13 | 0.238420 | 0.248687 | -0.594229 | -0.594229 |

14 | 0.183618 | 0.192926 | -0.133914 | -0.133914 |

15 | 0.115117 | 0.122045 | -0.194105 | -0.194105 |

16 | 0.019305 | 0.021619 | -0.074346 | -0.074346 |

17 | -0.042552 | -0.043581 | -0.085653 | -0.085653 |

18 | -0.043382 | -0.044098 | -0.046873 | -0.046873 |

19 | -0.087285 | -0.090209 | 0.007411 | 0.007411 |

20 | -0.064923 | -0.066328 | 0.045361 | 0.045361 |

So, we can see that the partial autocorrelation function (pacf) returns the set of parameter estimates (betas) capturing the *unique* contribution of each lagged timeseries after *removing* the contributions from time series with lower order lag.

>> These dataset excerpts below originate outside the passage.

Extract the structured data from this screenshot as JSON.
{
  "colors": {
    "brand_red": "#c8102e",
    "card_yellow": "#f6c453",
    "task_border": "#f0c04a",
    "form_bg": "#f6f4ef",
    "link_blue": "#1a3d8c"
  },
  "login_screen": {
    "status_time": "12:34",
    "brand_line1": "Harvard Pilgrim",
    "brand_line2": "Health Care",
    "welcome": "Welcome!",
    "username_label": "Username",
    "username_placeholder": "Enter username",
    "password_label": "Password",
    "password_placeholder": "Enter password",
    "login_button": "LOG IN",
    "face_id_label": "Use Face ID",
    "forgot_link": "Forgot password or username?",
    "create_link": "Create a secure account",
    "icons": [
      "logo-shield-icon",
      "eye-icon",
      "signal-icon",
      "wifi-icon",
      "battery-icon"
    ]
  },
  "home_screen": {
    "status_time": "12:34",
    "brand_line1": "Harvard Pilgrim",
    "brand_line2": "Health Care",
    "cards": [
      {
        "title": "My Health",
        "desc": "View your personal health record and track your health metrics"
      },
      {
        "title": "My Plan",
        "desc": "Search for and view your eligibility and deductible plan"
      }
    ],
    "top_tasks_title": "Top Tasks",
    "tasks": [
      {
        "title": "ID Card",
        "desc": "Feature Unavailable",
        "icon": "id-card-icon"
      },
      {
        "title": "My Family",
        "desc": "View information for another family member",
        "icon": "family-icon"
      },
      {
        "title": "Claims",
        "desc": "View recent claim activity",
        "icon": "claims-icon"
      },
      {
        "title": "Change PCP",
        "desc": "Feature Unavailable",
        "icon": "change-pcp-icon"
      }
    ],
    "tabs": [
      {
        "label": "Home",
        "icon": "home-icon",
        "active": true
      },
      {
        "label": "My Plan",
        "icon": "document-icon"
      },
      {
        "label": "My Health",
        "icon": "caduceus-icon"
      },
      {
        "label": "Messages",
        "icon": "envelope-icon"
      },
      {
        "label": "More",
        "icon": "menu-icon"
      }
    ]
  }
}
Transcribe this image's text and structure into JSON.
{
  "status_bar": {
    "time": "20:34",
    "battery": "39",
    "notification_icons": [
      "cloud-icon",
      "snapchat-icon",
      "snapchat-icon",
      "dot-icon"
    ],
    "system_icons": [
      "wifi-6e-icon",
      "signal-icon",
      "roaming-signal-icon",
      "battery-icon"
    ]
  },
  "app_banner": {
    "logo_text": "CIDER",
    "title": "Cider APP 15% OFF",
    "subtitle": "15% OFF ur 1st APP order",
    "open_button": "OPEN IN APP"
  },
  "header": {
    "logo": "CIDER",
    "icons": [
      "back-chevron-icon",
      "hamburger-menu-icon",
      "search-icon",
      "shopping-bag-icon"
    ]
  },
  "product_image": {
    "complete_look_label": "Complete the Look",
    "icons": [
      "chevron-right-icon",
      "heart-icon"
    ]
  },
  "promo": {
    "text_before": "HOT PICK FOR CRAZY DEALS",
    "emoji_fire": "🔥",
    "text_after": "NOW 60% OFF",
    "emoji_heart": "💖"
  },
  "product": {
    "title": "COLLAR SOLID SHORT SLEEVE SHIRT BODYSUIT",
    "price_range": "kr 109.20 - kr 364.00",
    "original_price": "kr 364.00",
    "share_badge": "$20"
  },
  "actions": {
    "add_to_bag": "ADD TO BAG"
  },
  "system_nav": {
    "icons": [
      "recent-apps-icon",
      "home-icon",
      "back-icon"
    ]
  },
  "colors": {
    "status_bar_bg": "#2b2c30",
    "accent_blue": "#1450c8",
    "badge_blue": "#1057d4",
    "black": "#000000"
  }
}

## Bringing it back together

So, in the end, *autocorrelation* and *partial autocorrelation* are essentially the same as your old friends *correlation* and *partial correlation*. The main difference is that autocorrelation describes a correlation of the original time series with a version of itself from the past.

By creating shifted versions of the time series and using them to predict the original version in a regression framework, we saw that the autocorrelation function (ACF) was basically the same as the beta weights from a set of simple regression models, and the partial autocorrelation function (PACF) was the same as beta weights from a set of multiple regression models.

The real power in the concepts of ACF and PACF comes from the possibility that the relationships with past values of the time series might predict its future values.

To unleash that power, take these concepts and start working with SARIMAX models!